B. Kutipan dari Ad-Daulah al-Islamiyyah (Negara Islam) "Negara Islam tidak akan pernah menjalin hubungan damai permanen dengan negara kafir harbi fi’lan. Setiap perjanjian hanya dibolehkan bila itu bersifat taktik sementara dan tidak mengandung pengakuan terhadap kekuasaan kufur." (Ad-Daulah al-Islamiyyah, hlm. 142)
Analisis:
Amerika dalam pandangan beliau adalah kafir harbi fi’lan (kafir yang aktif memerangi umat Islam). Maka segala bentuk perjanjian damai atau kolaborasi strategis dengannya bukan taktik syar’i seperti Hudaibiyah, melainkan pengkhianatan ideologis.

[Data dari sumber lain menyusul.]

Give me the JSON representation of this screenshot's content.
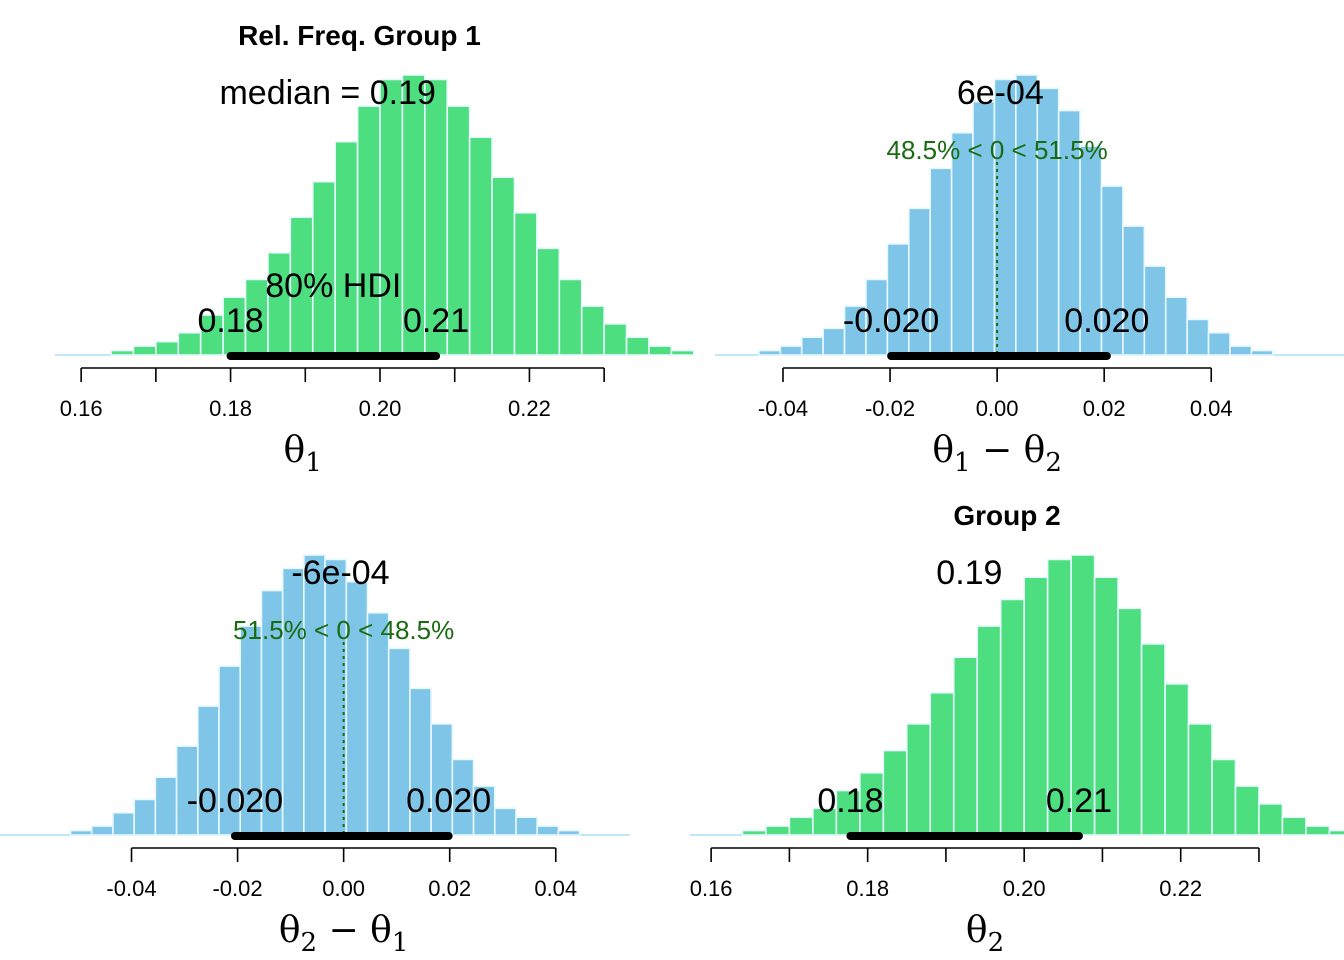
{
  "colors": {
    "green_fill": "#4ddf7f",
    "blue_fill": "#7ec5e8",
    "bar_edge": "#e8f8ff",
    "tail_line": "#bfe8f8",
    "hdi_bar": "#000000",
    "compare_text": "#1a6b12",
    "axis": "#000000"
  },
  "chart_data": [
    {
      "name": "top-left",
      "type": "histogram",
      "title": "Rel. Freq. Group 1",
      "xlabel": {
        "greek": "θ",
        "sub": "1",
        "op": "",
        "greek2": "",
        "sub2": ""
      },
      "center_text": "median = 0.19",
      "median": 0.193,
      "hdi_label": "80% HDI",
      "hdi_low_label": "0.18",
      "hdi_high_label": "0.21",
      "hdi": [
        0.18,
        0.2075
      ],
      "compare_text": "",
      "compare_value": null,
      "fill": "green",
      "xlim": [
        0.1565,
        0.2348
      ],
      "ticks": [
        0.16,
        0.17,
        0.18,
        0.19,
        0.2,
        0.21,
        0.22,
        0.23
      ],
      "tick_labels": [
        {
          "value": 0.16,
          "label": "0.16"
        },
        {
          "value": 0.18,
          "label": "0.18"
        },
        {
          "value": 0.2,
          "label": "0.20"
        },
        {
          "value": 0.22,
          "label": "0.22"
        }
      ],
      "bin_start": 0.164,
      "bin_width": 0.003,
      "heights": [
        1,
        2,
        3,
        5,
        9,
        13,
        17,
        23,
        31,
        39,
        48,
        56,
        62,
        63,
        62,
        56,
        49,
        40,
        32,
        24,
        17,
        11,
        7,
        4,
        2,
        1
      ],
      "ymax": 63
    },
    {
      "name": "top-right",
      "type": "histogram",
      "title": "",
      "xlabel": {
        "greek": "θ",
        "sub": "1",
        "op": " − ",
        "greek2": "θ",
        "sub2": "2"
      },
      "center_text": "6e-04",
      "median": 0.0006,
      "hdi_label": "",
      "hdi_low_label": "-0.020",
      "hdi_high_label": "0.020",
      "hdi": [
        -0.0198,
        0.0205
      ],
      "compare_text": "48.5% < 0 < 51.5%",
      "compare_value": 0,
      "fill": "blue",
      "xlim": [
        -0.0527,
        0.0648
      ],
      "ticks": [
        -0.04,
        -0.02,
        0.0,
        0.02,
        0.04
      ],
      "tick_labels": [
        {
          "value": -0.04,
          "label": "-0.04"
        },
        {
          "value": -0.02,
          "label": "-0.02"
        },
        {
          "value": 0.0,
          "label": "0.00"
        },
        {
          "value": 0.02,
          "label": "0.02"
        },
        {
          "value": 0.04,
          "label": "0.04"
        }
      ],
      "bin_start": -0.0445,
      "bin_width": 0.004,
      "heights": [
        1,
        2,
        4,
        6,
        11,
        17,
        25,
        33,
        42,
        50,
        57,
        62,
        63,
        60,
        55,
        47,
        38,
        29,
        20,
        13,
        8,
        5,
        2,
        1
      ],
      "ymax": 63
    },
    {
      "name": "bottom-left",
      "type": "histogram",
      "title": "",
      "xlabel": {
        "greek": "θ",
        "sub": "2",
        "op": " − ",
        "greek2": "θ",
        "sub2": "1"
      },
      "center_text": "-6e-04",
      "median": -0.0006,
      "hdi_label": "",
      "hdi_low_label": "-0.020",
      "hdi_high_label": "0.020",
      "hdi": [
        -0.0205,
        0.0198
      ],
      "compare_text": "51.5% < 0 < 48.5%",
      "compare_value": 0,
      "fill": "blue",
      "xlim": [
        -0.0648,
        0.054
      ],
      "ticks": [
        -0.04,
        -0.02,
        0.0,
        0.02,
        0.04
      ],
      "tick_labels": [
        {
          "value": -0.04,
          "label": "-0.04"
        },
        {
          "value": -0.02,
          "label": "-0.02"
        },
        {
          "value": 0.0,
          "label": "0.00"
        },
        {
          "value": 0.02,
          "label": "0.02"
        },
        {
          "value": 0.04,
          "label": "0.04"
        }
      ],
      "bin_start": -0.0515,
      "bin_width": 0.004,
      "heights": [
        1,
        2,
        5,
        8,
        13,
        20,
        29,
        38,
        47,
        55,
        60,
        63,
        62,
        57,
        50,
        42,
        33,
        25,
        17,
        11,
        6,
        4,
        2,
        1
      ],
      "ymax": 63
    },
    {
      "name": "bottom-right",
      "type": "histogram",
      "title": "Group 2",
      "xlabel": {
        "greek": "θ",
        "sub": "2",
        "op": "",
        "greek2": "",
        "sub2": ""
      },
      "center_text": "0.19",
      "median": 0.193,
      "hdi_label": "",
      "hdi_low_label": "0.18",
      "hdi_high_label": "0.21",
      "hdi": [
        0.1778,
        0.207
      ],
      "compare_text": "",
      "compare_value": null,
      "fill": "green",
      "xlim": [
        0.1573,
        0.2355
      ],
      "ticks": [
        0.16,
        0.17,
        0.18,
        0.19,
        0.2,
        0.21,
        0.22,
        0.23
      ],
      "tick_labels": [
        {
          "value": 0.16,
          "label": "0.16"
        },
        {
          "value": 0.18,
          "label": "0.18"
        },
        {
          "value": 0.2,
          "label": "0.20"
        },
        {
          "value": 0.22,
          "label": "0.22"
        }
      ],
      "bin_start": 0.164,
      "bin_width": 0.003,
      "heights": [
        1,
        2,
        4,
        6,
        10,
        14,
        19,
        25,
        32,
        40,
        47,
        53,
        58,
        62,
        63,
        58,
        51,
        43,
        34,
        25,
        17,
        11,
        7,
        4,
        2,
        1
      ],
      "ymax": 63
    }
  ]
}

C. Kutipan dari Khilafah (al-Khilafah)
"Penguasa yang membuat perjanjian dengan kafir penjajah untuk mempertahankan kekuasaan atau demi stabilitas adalah penguasa yang telah menanggalkan akidah Islam sebagai asas dalam tindakan politiknya." ( al-Khilafah, hlm. 103)
Analisis:
Kalau penguasa suriah menjalin perjanjian demi menjaga kursinya, itu bukan sekadar kesalahan taktis, tapi pengkhianatan terhadap asas kekuasaan Islam.(mudah2an tidak demikian)
4. Tentang Niat Baik
"Niat baik tidak mengubah hukum suatu perbuatan. Jika jalan yang ditempuh bertentangan dengan syariah, maka niat sebaik apa pun tak bisa memutarnya menjadi ketaatan." (Muqaddimah ad-Dustur, pasal niat dan amal)
Penjelasan :
Kalaupun niat Al-Joulani baik, yakni “demi kebaikan Suriah” atau “untuk melawan Amerika nanti”, itu tidak sah jika jalan yang dipilih adalah berkoordinasi, kompromi, atau perjanjian dengan musuh umat. Itu adalah bentuk tadhiyyah (pengorbanan prinsip), yang dilarang keras dalam Islam.
Kesimpulan
“Siapa pun yang menjalin hubungan dengan kafir penjajah—meskipun dengan niat strategi jangka panjang—telah keluar dari manhaj Nabawi dalam perjuangan. Tidak ada jalan menuju kemuliaan Islam kecuali dengan tegaknya kekuasaan Islam yang mandiri, bebas dari campur tangan kufur.
Al-Joulani, jika benar melakukan itu, telah menyimpang dari jalan dakwah dan menjauh dari nashrah yang diridhai Allah.”